PopNovel

Baca Buku di PopNovel

Veara

Veara

Penulis:SlygirlXXX

Berlangsung

Pengantar
Alwen selalu memiliki mimpi yang tidak biasa. Mimpi-mimpinya sering menjadi kenyataan. Ketika mimpinya tentang gempa dan sekolah yang runtuh benar-benar terjadi, Kirion—teman baiknya—mulai menyelidiki tentang kemampuan Alwen yang tidak biasa itu. Mendekati hari ulang tahun Alwen, gadis kecil itu mengajak Kirion pergi mencari peri di sebuah air terjun tersembunyi. Kirion menemani mencari air terjun tersebut. Mereka menemukan sebuah gua di balik tirai air terjun dan setelah menyusuri gua itu, mereka menemukan padang bunga yang indah. Apakah mereka akan menemui peri di sana? Dan, apakah ada hubungannya antara mimpi-mimpi Alwen dengan para peri?
Buka▼
Bab

Grek!

Alwen menoleh seketika. Ada sesuatu yang aneh dengan tempat ini.

Greeek!

Jantung Alwen berdegup kencang.
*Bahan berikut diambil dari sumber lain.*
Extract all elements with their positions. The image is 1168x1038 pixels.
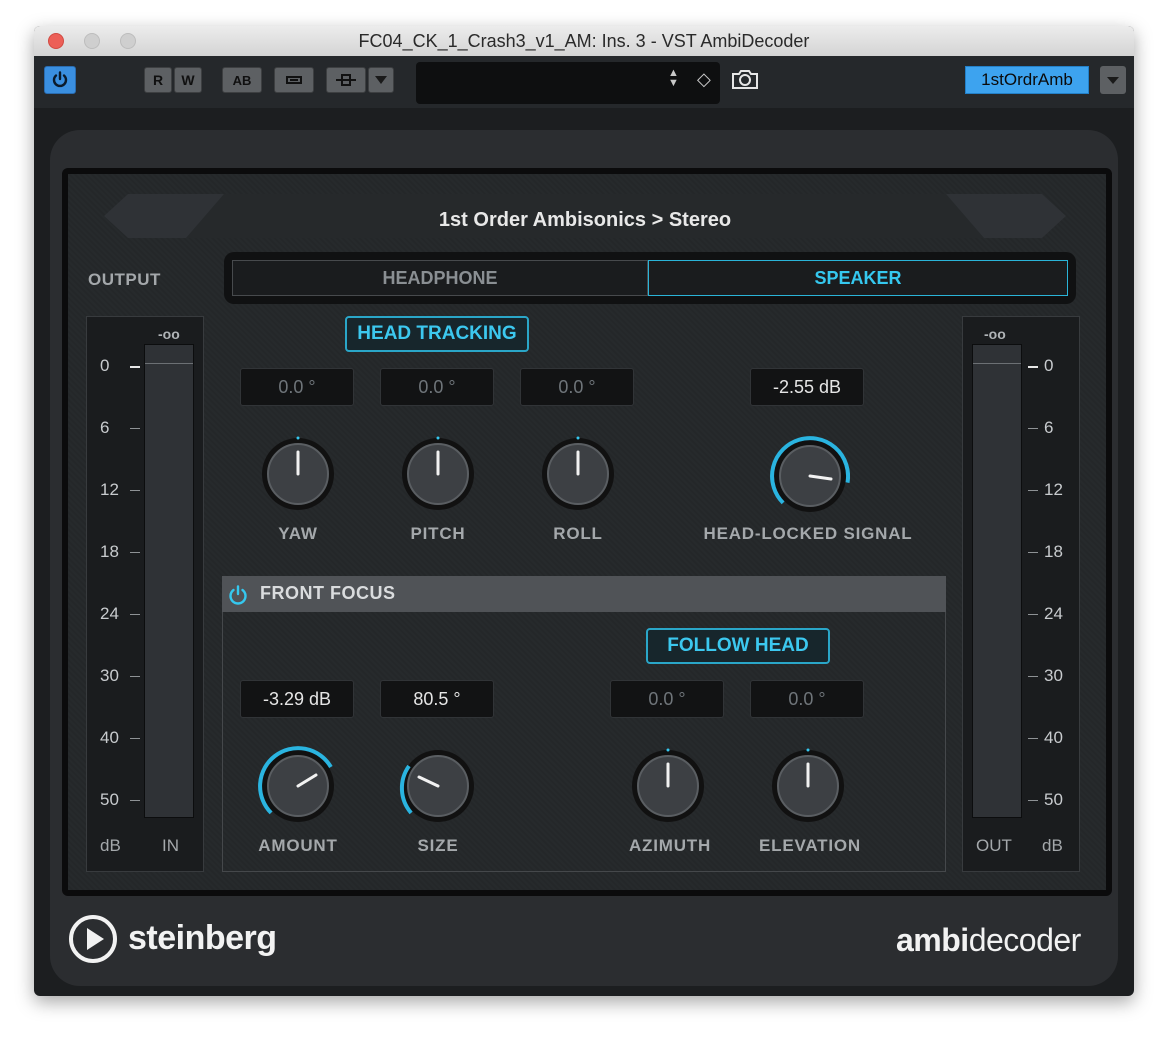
size-label: SIZE bbox=[417, 836, 459, 855]
bypass-icon bbox=[286, 76, 302, 84]
input-meter-unit: dB bbox=[100, 836, 121, 855]
input-scale-tick-label: 6 bbox=[100, 418, 110, 437]
elevation-value-field[interactable]: 0.0 ° bbox=[750, 680, 864, 718]
read-automation-button[interactable]: R bbox=[144, 67, 172, 93]
output-mode-selector: HEADPHONE SPEAKER bbox=[224, 252, 1076, 304]
input-scale-tick-label: 0 bbox=[100, 356, 110, 375]
roll-value-field[interactable]: 0.0 ° bbox=[520, 368, 634, 406]
routing-dropdown-button[interactable] bbox=[368, 67, 394, 93]
input-scale-tick-label: 50 bbox=[100, 790, 119, 809]
headphone-mode-button[interactable]: HEADPHONE bbox=[232, 260, 648, 296]
chevron-down-icon bbox=[375, 76, 387, 84]
output-scale-tick bbox=[1028, 738, 1038, 739]
input-scale-tick-label: 12 bbox=[100, 480, 119, 499]
title-bar: FC04_CK_1_Crash3_v1_AM: Ins. 3 - VST Amb… bbox=[34, 26, 1134, 57]
head-locked-value-field[interactable]: -2.55 dB bbox=[750, 368, 864, 406]
output-scale-tick bbox=[1028, 428, 1038, 429]
output-scale-tick bbox=[1028, 676, 1038, 677]
preset-up-down-icon[interactable]: ▲ ▼ bbox=[668, 68, 679, 89]
routing-button[interactable] bbox=[326, 67, 366, 93]
input-scale-tick-label: 30 bbox=[100, 666, 119, 685]
input-scale-tick bbox=[130, 366, 140, 368]
output-scale-tick bbox=[1028, 490, 1038, 491]
routing-icon bbox=[336, 74, 356, 86]
input-scale-tick-label: 18 bbox=[100, 542, 119, 561]
output-label: OUTPUT bbox=[88, 270, 161, 289]
camera-icon[interactable] bbox=[730, 68, 760, 90]
front-focus-power-icon[interactable] bbox=[227, 584, 249, 606]
output-scale-tick-label: 50 bbox=[1044, 790, 1063, 809]
preset-name-badge[interactable]: 1stOrdrAmb bbox=[965, 66, 1089, 94]
input-scale-tick bbox=[130, 738, 140, 739]
roll-label: ROLL bbox=[553, 524, 603, 543]
head-locked-signal-knob[interactable] bbox=[770, 436, 850, 516]
roll-knob[interactable] bbox=[540, 436, 616, 512]
input-peak-readout[interactable]: -oo bbox=[158, 326, 180, 342]
output-scale-tick bbox=[1028, 552, 1038, 553]
chevron-down-icon bbox=[1107, 77, 1119, 84]
input-scale-tick-label: 24 bbox=[100, 604, 119, 623]
input-scale-tick bbox=[130, 676, 140, 677]
pitch-knob[interactable] bbox=[400, 436, 476, 512]
preset-dropdown-button[interactable] bbox=[1100, 66, 1126, 94]
output-scale-tick-label: 30 bbox=[1044, 666, 1063, 685]
output-meter-name: OUT bbox=[976, 836, 1012, 855]
preset-diamond-icon[interactable]: ◇ bbox=[697, 69, 711, 90]
steinberg-brand: steinberg bbox=[128, 919, 277, 957]
product-name: ambidecoder bbox=[896, 922, 1081, 959]
front-focus-title: FRONT FOCUS bbox=[260, 583, 396, 603]
output-scale-tick-label: 40 bbox=[1044, 728, 1063, 747]
output-scale-tick-label: 12 bbox=[1044, 480, 1063, 499]
speaker-mode-button[interactable]: SPEAKER bbox=[648, 260, 1068, 296]
azimuth-knob[interactable] bbox=[630, 748, 706, 824]
input-meter-zero-line bbox=[145, 363, 193, 364]
power-icon bbox=[52, 71, 68, 88]
yaw-knob[interactable] bbox=[260, 436, 336, 512]
amount-knob[interactable] bbox=[258, 746, 338, 826]
output-meter-zero-line bbox=[973, 363, 1021, 364]
input-scale-tick bbox=[130, 552, 140, 553]
pitch-value-field[interactable]: 0.0 ° bbox=[380, 368, 494, 406]
input-meter-name: IN bbox=[162, 836, 179, 855]
head-tracking-button[interactable]: HEAD TRACKING bbox=[345, 316, 529, 352]
yaw-value-field[interactable]: 0.0 ° bbox=[240, 368, 354, 406]
output-scale-tick-label: 18 bbox=[1044, 542, 1063, 561]
size-value-field[interactable]: 80.5 ° bbox=[380, 680, 494, 718]
head-locked-signal-label: HEAD-LOCKED SIGNAL bbox=[703, 524, 913, 543]
input-scale-tick bbox=[130, 800, 140, 801]
output-scale-tick-label: 0 bbox=[1044, 356, 1054, 375]
input-scale-tick bbox=[130, 428, 140, 429]
output-scale-tick-label: 24 bbox=[1044, 604, 1063, 623]
output-meter-bar bbox=[972, 344, 1022, 818]
input-scale-tick-label: 40 bbox=[100, 728, 119, 747]
follow-head-button[interactable]: FOLLOW HEAD bbox=[646, 628, 830, 664]
input-scale-tick bbox=[130, 614, 140, 615]
input-meter-bar bbox=[144, 344, 194, 818]
output-scale-tick bbox=[1028, 366, 1038, 368]
bypass-toggle-button[interactable] bbox=[274, 67, 314, 93]
format-title: 1st Order Ambisonics > Stereo bbox=[438, 209, 732, 231]
output-scale-tick-label: 6 bbox=[1044, 418, 1054, 437]
azimuth-value-field[interactable]: 0.0 ° bbox=[610, 680, 724, 718]
window-title: FC04_CK_1_Crash3_v1_AM: Ins. 3 - VST Amb… bbox=[358, 31, 810, 51]
ab-compare-button[interactable]: AB bbox=[222, 67, 262, 93]
elevation-knob[interactable] bbox=[770, 748, 846, 824]
front-focus-section bbox=[222, 576, 946, 872]
plugin-window: FC04_CK_1_Crash3_v1_AM: Ins. 3 - VST Amb… bbox=[34, 26, 1134, 996]
input-scale-tick bbox=[130, 490, 140, 491]
product-name-bold: ambi bbox=[896, 922, 969, 958]
product-name-light: decoder bbox=[968, 922, 1082, 958]
size-knob[interactable] bbox=[398, 746, 478, 826]
steinberg-logo-icon bbox=[69, 915, 117, 963]
plugin-power-button[interactable] bbox=[44, 66, 76, 94]
amount-value-field[interactable]: -3.29 dB bbox=[240, 680, 354, 718]
plugin-toolbar: R W AB ▲ ▼ ◇ 1stOrdrAmb bbox=[34, 56, 1134, 108]
output-scale-tick bbox=[1028, 800, 1038, 801]
output-peak-readout[interactable]: -oo bbox=[984, 326, 1006, 342]
output-meter-unit: dB bbox=[1042, 836, 1063, 855]
elevation-label: ELEVATION bbox=[759, 836, 861, 855]
output-scale-tick bbox=[1028, 614, 1038, 615]
write-automation-button[interactable]: W bbox=[174, 67, 202, 93]
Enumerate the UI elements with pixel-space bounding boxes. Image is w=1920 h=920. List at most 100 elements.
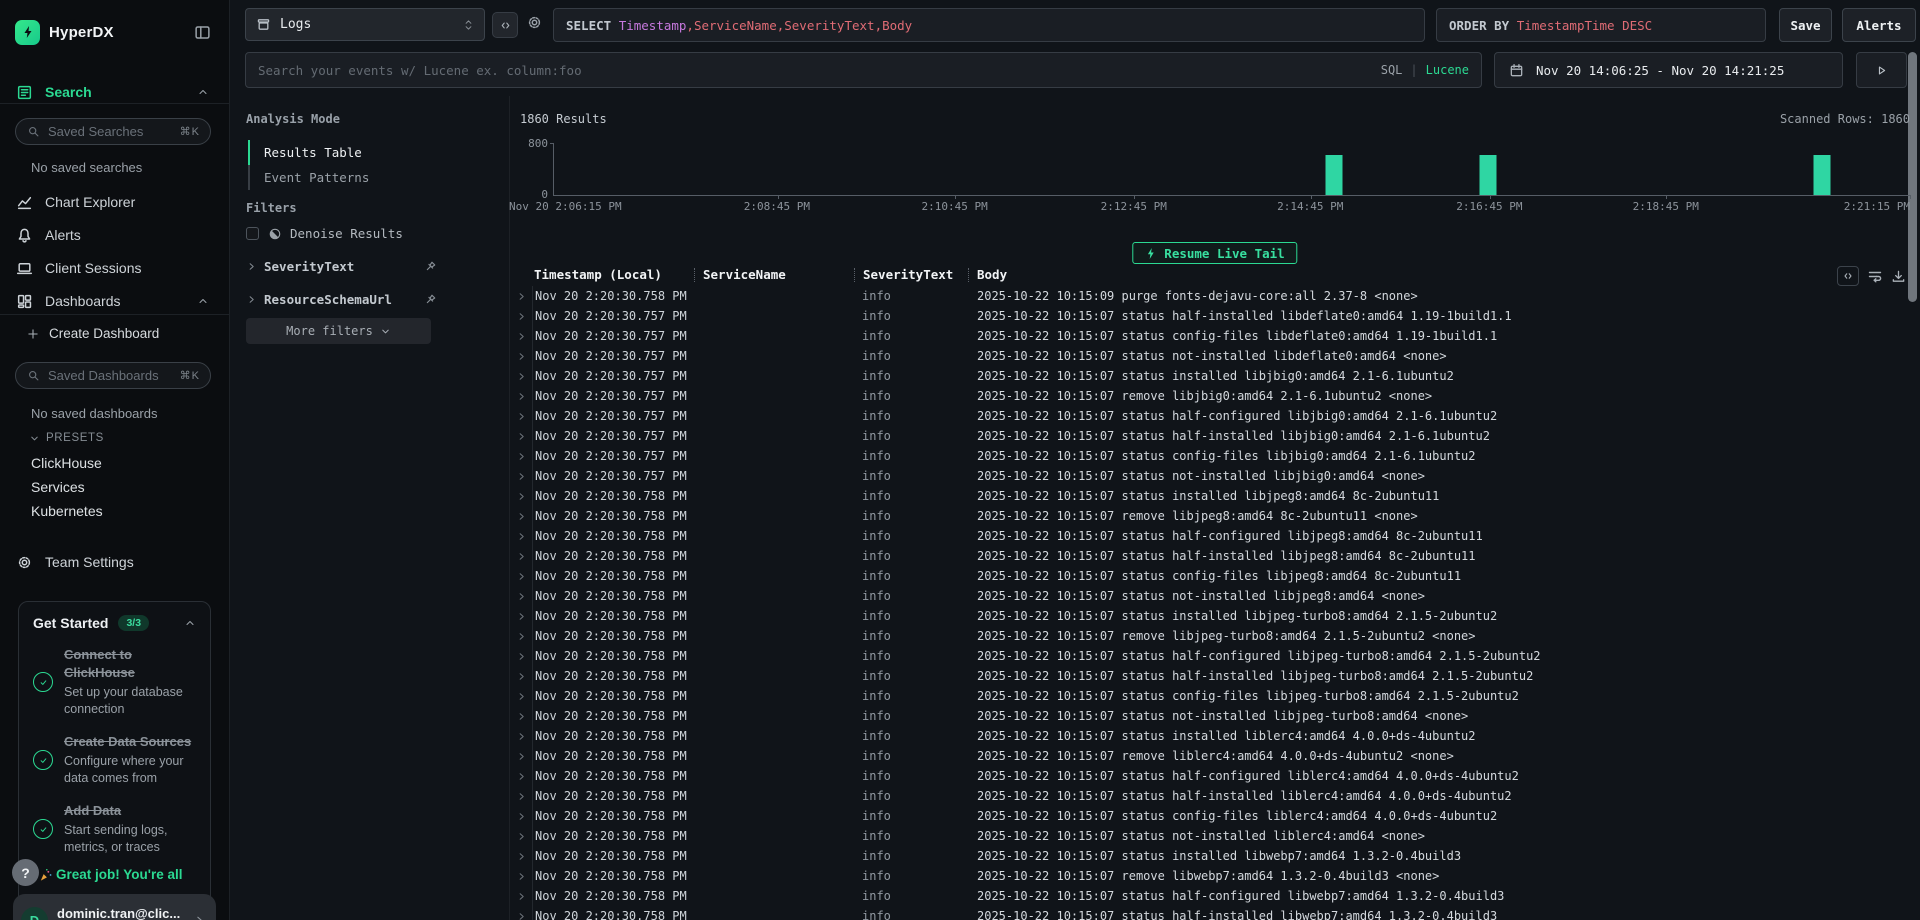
sidebar-collapse-icon[interactable] [194, 24, 211, 41]
expand-row-chevron-icon[interactable] [510, 471, 532, 482]
expand-row-chevron-icon[interactable] [510, 911, 532, 920]
table-row[interactable]: Nov 20 2:20:30.758 PMinfo2025-10-22 10:1… [510, 526, 1920, 546]
sidebar-item-chart-explorer[interactable]: Chart Explorer [0, 190, 229, 214]
table-row[interactable]: Nov 20 2:20:30.758 PMinfo2025-10-22 10:1… [510, 866, 1920, 886]
sidebar-item-alerts[interactable]: Alerts [0, 223, 229, 247]
col-header-body[interactable]: Body [968, 268, 1920, 282]
table-row[interactable]: Nov 20 2:20:30.758 PMinfo2025-10-22 10:1… [510, 626, 1920, 646]
table-row[interactable]: Nov 20 2:20:30.758 PMinfo2025-10-22 10:1… [510, 786, 1920, 806]
expand-row-chevron-icon[interactable] [510, 711, 532, 722]
chevron-up-icon[interactable] [197, 295, 209, 307]
source-selector[interactable]: Logs [245, 8, 485, 41]
chevron-up-icon[interactable] [197, 86, 209, 98]
denoise-checkbox[interactable] [246, 227, 259, 240]
table-row[interactable]: Nov 20 2:20:30.757 PMinfo2025-10-22 10:1… [510, 406, 1920, 426]
expand-row-chevron-icon[interactable] [510, 511, 532, 522]
expand-row-chevron-icon[interactable] [510, 291, 532, 302]
table-row[interactable]: Nov 20 2:20:30.758 PMinfo2025-10-22 10:1… [510, 846, 1920, 866]
save-button[interactable]: Save [1779, 8, 1832, 42]
expand-row-chevron-icon[interactable] [510, 591, 532, 602]
table-row[interactable]: Nov 20 2:20:30.757 PMinfo2025-10-22 10:1… [510, 446, 1920, 466]
get-started-step[interactable]: Add Data Start sending logs, metrics, or… [33, 802, 196, 856]
col-header-timestamp[interactable]: Timestamp (Local) [532, 268, 694, 282]
table-row[interactable]: Nov 20 2:20:30.758 PMinfo2025-10-22 10:1… [510, 506, 1920, 526]
mode-event-patterns[interactable]: Event Patterns [248, 165, 369, 190]
lang-toggle-sql[interactable]: SQL [1381, 63, 1403, 77]
expand-row-chevron-icon[interactable] [510, 831, 532, 842]
expand-row-chevron-icon[interactable] [510, 671, 532, 682]
expand-row-chevron-icon[interactable] [510, 551, 532, 562]
presets-header[interactable]: PRESETS [29, 432, 229, 444]
help-button[interactable]: ? [12, 859, 39, 886]
table-row[interactable]: Nov 20 2:20:30.758 PMinfo2025-10-22 10:1… [510, 566, 1920, 586]
expand-row-chevron-icon[interactable] [510, 651, 532, 662]
query-settings-gear-icon[interactable] [526, 14, 543, 31]
chevron-up-icon[interactable] [184, 617, 196, 629]
expand-row-chevron-icon[interactable] [510, 491, 532, 502]
col-header-severitytext[interactable]: SeverityText [854, 268, 968, 282]
preset-kubernetes[interactable]: Kubernetes [31, 503, 229, 519]
facet-resourceschemaurl[interactable]: ResourceSchemaUrl [246, 292, 437, 307]
table-row[interactable]: Nov 20 2:20:30.757 PMinfo2025-10-22 10:1… [510, 426, 1920, 446]
denoise-results-row[interactable]: Denoise Results [246, 226, 469, 241]
search-input[interactable] [258, 63, 1381, 78]
expand-row-chevron-icon[interactable] [510, 351, 532, 362]
expand-row-chevron-icon[interactable] [510, 811, 532, 822]
expand-row-chevron-icon[interactable] [510, 571, 532, 582]
table-row[interactable]: Nov 20 2:20:30.758 PMinfo2025-10-22 10:1… [510, 806, 1920, 826]
alerts-button[interactable]: Alerts [1842, 8, 1916, 42]
expand-row-chevron-icon[interactable] [510, 431, 532, 442]
expand-row-chevron-icon[interactable] [510, 771, 532, 782]
table-row[interactable]: Nov 20 2:20:30.758 PMinfo2025-10-22 10:1… [510, 746, 1920, 766]
table-row[interactable]: Nov 20 2:20:30.757 PMinfo2025-10-22 10:1… [510, 386, 1920, 406]
sql-editor-toggle-button[interactable] [492, 12, 518, 38]
run-query-play-button[interactable] [1856, 52, 1907, 88]
expand-row-chevron-icon[interactable] [510, 631, 532, 642]
table-row[interactable]: Nov 20 2:20:30.758 PMinfo2025-10-22 10:1… [510, 826, 1920, 846]
expand-row-chevron-icon[interactable] [510, 531, 532, 542]
table-row[interactable]: Nov 20 2:20:30.757 PMinfo2025-10-22 10:1… [510, 326, 1920, 346]
create-dashboard-button[interactable]: Create Dashboard [27, 326, 229, 341]
saved-searches-input[interactable]: Saved Searches ⌘K [15, 118, 211, 145]
table-row[interactable]: Nov 20 2:20:30.758 PMinfo2025-10-22 10:1… [510, 486, 1920, 506]
lang-toggle-lucene[interactable]: Lucene [1426, 63, 1469, 77]
table-row[interactable]: Nov 20 2:20:30.758 PMinfo2025-10-22 10:1… [510, 666, 1920, 686]
expand-row-chevron-icon[interactable] [510, 371, 532, 382]
table-row[interactable]: Nov 20 2:20:30.757 PMinfo2025-10-22 10:1… [510, 466, 1920, 486]
table-row[interactable]: Nov 20 2:20:30.758 PMinfo2025-10-22 10:1… [510, 706, 1920, 726]
expand-row-chevron-icon[interactable] [510, 311, 532, 322]
table-row[interactable]: Nov 20 2:20:30.758 PMinfo2025-10-22 10:1… [510, 586, 1920, 606]
date-range-picker[interactable]: Nov 20 14:06:25 - Nov 20 14:21:25 [1494, 52, 1843, 88]
expand-row-chevron-icon[interactable] [510, 851, 532, 862]
mode-results-table[interactable]: Results Table [248, 140, 369, 165]
expand-row-chevron-icon[interactable] [510, 391, 532, 402]
resume-live-tail-button[interactable]: Resume Live Tail [1132, 242, 1297, 264]
expand-row-chevron-icon[interactable] [510, 891, 532, 902]
sidebar-item-dashboards[interactable]: Dashboards [0, 289, 229, 313]
sidebar-item-team-settings[interactable]: Team Settings [0, 550, 229, 574]
table-row[interactable]: Nov 20 2:20:30.758 PMinfo2025-10-22 10:1… [510, 686, 1920, 706]
table-row[interactable]: Nov 20 2:20:30.758 PMinfo2025-10-22 10:1… [510, 286, 1920, 306]
more-filters-button[interactable]: More filters [246, 318, 431, 344]
expand-row-chevron-icon[interactable] [510, 751, 532, 762]
expand-row-chevron-icon[interactable] [510, 871, 532, 882]
get-started-step[interactable]: Connect to ClickHouse Set up your databa… [33, 646, 196, 718]
expand-row-chevron-icon[interactable] [510, 691, 532, 702]
expand-row-chevron-icon[interactable] [510, 611, 532, 622]
expand-row-chevron-icon[interactable] [510, 411, 532, 422]
sidebar-item-client-sessions[interactable]: Client Sessions [0, 256, 229, 280]
table-row[interactable]: Nov 20 2:20:30.758 PMinfo2025-10-22 10:1… [510, 646, 1920, 666]
expand-row-chevron-icon[interactable] [510, 731, 532, 742]
table-row[interactable]: Nov 20 2:20:30.757 PMinfo2025-10-22 10:1… [510, 366, 1920, 386]
table-row[interactable]: Nov 20 2:20:30.757 PMinfo2025-10-22 10:1… [510, 306, 1920, 326]
col-header-servicename[interactable]: ServiceName [694, 268, 854, 282]
table-row[interactable]: Nov 20 2:20:30.758 PMinfo2025-10-22 10:1… [510, 726, 1920, 746]
expand-row-chevron-icon[interactable] [510, 451, 532, 462]
table-row[interactable]: Nov 20 2:20:30.757 PMinfo2025-10-22 10:1… [510, 346, 1920, 366]
saved-dashboards-input[interactable]: Saved Dashboards ⌘K [15, 362, 211, 389]
table-row[interactable]: Nov 20 2:20:30.758 PMinfo2025-10-22 10:1… [510, 906, 1920, 920]
preset-services[interactable]: Services [31, 479, 229, 495]
table-row[interactable]: Nov 20 2:20:30.758 PMinfo2025-10-22 10:1… [510, 546, 1920, 566]
preset-clickhouse[interactable]: ClickHouse [31, 455, 229, 471]
pin-icon[interactable] [424, 260, 437, 273]
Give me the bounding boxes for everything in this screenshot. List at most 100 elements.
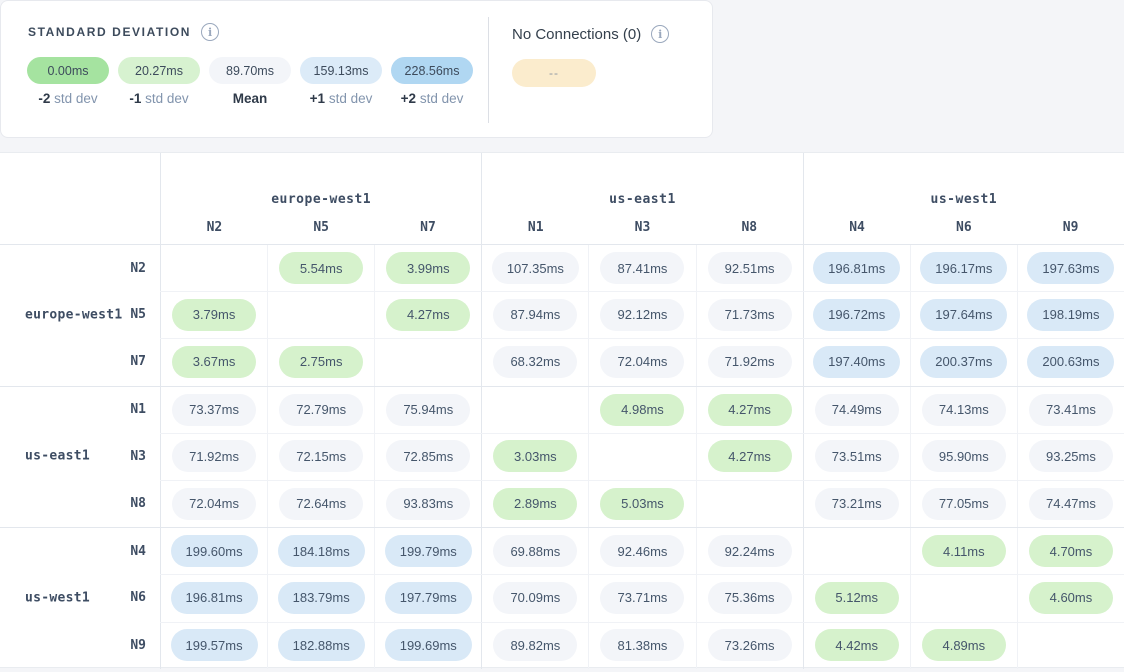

Apa?

Menyapukan pandangan, rak-rak tua penuh buku di sekeliling gadis dua belas tahun itu seperti bergetar. Debu-debunya bahkan sampai beterbangan. Dan sesuatu yang lembek sepertinya….

Alwen menatap kedua tangannya, dan seketika menjatuhkan apa pun yang dia pegang. Seingatnya, tadi dia memegang buku Pengantar Ilmu Bumi, tapi itu… apa? Alwen mengamatinya. Benda itu tidak seperti buku, itu bahkan sama sekali bukan buku! Alih-alih, entah makhluk apa itu. Tubuhnya lembek dan berlendir. Kedua mata bundarnya tampak memelotot seolah akan meloncat keluar.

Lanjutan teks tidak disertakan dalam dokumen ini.